Seeing their utopic Brooklyn disappear in a flood of rising rents, combined with a disbelief at how far off course America has drifted, are both parts of the same moment for TVOTR, a moment which provides the emotional backdrop for Dear Science. And so, conversation about studios and clubs that have lost their cabaret licenses turns with breathtaking speed to global warming, foreign policy, the price of oil and food shortages. Before long we’re discussing how the “coconut revolution” against a British mining company on the tiny Pacific island of Bougainville prompted the invention of bio-diesel and talking with dead ass seriousness about how the crash of civilization as we know it might not be so bad; maybe it would be better to just get on with the crashing. “People fucking freak out when they lose their cell phones, but then you realize you don’t need it,” says Malone. “Once you get a taste of living under the stars, you’re going to be like, Holy shit, I’m never paying rent again!” Bunton sums up the band’s vision of the near future as “pretty much Thunderdome. I’ve been preparing for Thunderdome since the 1980s. It’s coming, shoulder pads and everything. It’s gonna be as it was written.”


At one point in this six-person rant, Sitek says something to the effect of: “We need to stop using music to drown the world out. It’s all about the wePod. We’re all going to have to hear the same song…” and then Adebimpe breaks in: “…or dead silence. Which is awesome. And fortunately, everything dies.” TVOTR albums have a tendency to grow on you, like mushrooms, and Dear Science is definitely a grower, but mostly, underneath its disco rhythms and pop opuses, it is an ornately decorated Trojan horse for smuggling that dark sentiment onto the radio and the dancefloor. It’s not the alienation effect of agit-pop or even a protest, but a deeper existential ambivalence about the state of the world, as if to ask, Is it even worth saving? Is it even supposed to live?

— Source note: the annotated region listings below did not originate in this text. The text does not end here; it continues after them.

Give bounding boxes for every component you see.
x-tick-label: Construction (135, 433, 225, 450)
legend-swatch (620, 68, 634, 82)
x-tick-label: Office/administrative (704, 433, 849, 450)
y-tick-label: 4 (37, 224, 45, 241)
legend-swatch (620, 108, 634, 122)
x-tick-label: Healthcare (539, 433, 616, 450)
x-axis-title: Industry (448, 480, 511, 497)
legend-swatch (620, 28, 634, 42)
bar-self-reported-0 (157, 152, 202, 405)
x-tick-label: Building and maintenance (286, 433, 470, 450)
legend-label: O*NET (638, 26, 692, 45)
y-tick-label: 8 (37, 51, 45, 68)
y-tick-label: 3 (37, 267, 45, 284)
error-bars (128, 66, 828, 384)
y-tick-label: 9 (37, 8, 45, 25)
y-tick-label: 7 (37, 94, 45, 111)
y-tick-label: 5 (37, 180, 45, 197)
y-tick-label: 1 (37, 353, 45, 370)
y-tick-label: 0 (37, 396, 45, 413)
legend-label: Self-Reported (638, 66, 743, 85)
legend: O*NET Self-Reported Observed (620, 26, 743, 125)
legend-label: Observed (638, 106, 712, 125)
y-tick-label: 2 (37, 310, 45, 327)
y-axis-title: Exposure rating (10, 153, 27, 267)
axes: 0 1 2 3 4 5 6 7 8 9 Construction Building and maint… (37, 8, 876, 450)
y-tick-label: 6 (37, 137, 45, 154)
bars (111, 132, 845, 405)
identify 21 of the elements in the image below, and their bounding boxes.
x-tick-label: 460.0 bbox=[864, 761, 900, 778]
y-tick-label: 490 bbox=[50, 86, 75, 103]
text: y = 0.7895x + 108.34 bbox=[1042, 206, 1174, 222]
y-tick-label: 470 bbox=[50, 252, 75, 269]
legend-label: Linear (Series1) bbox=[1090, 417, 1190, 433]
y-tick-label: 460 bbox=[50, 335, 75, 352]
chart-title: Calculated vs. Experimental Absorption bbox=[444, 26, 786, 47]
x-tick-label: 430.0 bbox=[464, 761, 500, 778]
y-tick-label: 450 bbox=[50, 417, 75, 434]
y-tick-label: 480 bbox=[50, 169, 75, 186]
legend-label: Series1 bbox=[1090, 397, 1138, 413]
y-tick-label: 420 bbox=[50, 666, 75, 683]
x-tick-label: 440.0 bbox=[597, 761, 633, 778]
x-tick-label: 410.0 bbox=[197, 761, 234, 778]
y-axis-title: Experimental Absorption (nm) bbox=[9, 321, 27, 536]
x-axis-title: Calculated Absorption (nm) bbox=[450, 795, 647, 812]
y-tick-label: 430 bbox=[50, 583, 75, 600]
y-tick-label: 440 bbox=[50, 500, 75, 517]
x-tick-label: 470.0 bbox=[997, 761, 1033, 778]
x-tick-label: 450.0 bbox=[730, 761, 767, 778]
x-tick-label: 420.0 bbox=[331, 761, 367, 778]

“Man, this fucking Hadron Collider. I hope they make a black hole. Shit is amazing to me. It’s like me when I got my first soldering iron, taking my dad’s stereo apart, thinking there is NO WAY I’m gonna put this back together. Someone way high up in that organization is secretly having that thought, like, We probably shouldn’t do this but… we already got the grant money.” Now Sitek is sounding off on the September tenth date for the first attempt to circulate a beam in the Large Hadron Collider in Geneva, Switzerland, an experiment that, according to some equations, could create miniature black holes and other unstable phenomena. In short, a lot of highly respected scientists are playing a game of Which Screw? with the entire world, prompting any number of hard science publications and websites to run headlines like “If the LHC created a black hole, it probably wouldn’t matter” and “The LHC was tested this weekend and a black hole hasn’t destroyed the Earth…yet.” The switch will be flipped well before the street date of this magazine—not to mention the release of Dear Science—so either the skeptics were wrong or there won’t be any Earth for you to read it on, let alone a record store for you to buy an Interscope release. Lest you think this is a random aside, the name Dear Science was inspired by the approaching LHC experiment, along with another (serious) proposal to counteract climate change by blowing up the moon. To which the only sane reaction is: Um, Dear Science… It’s all sort of an open letter to western civilization. You’d have to transcribe all the lyrics and talk to each member of TVOTR for days to understand the full content of that letter, but it is Adebimpe who probably summarizes it best: “You better dance now, motherfuckers. Dance while you can.”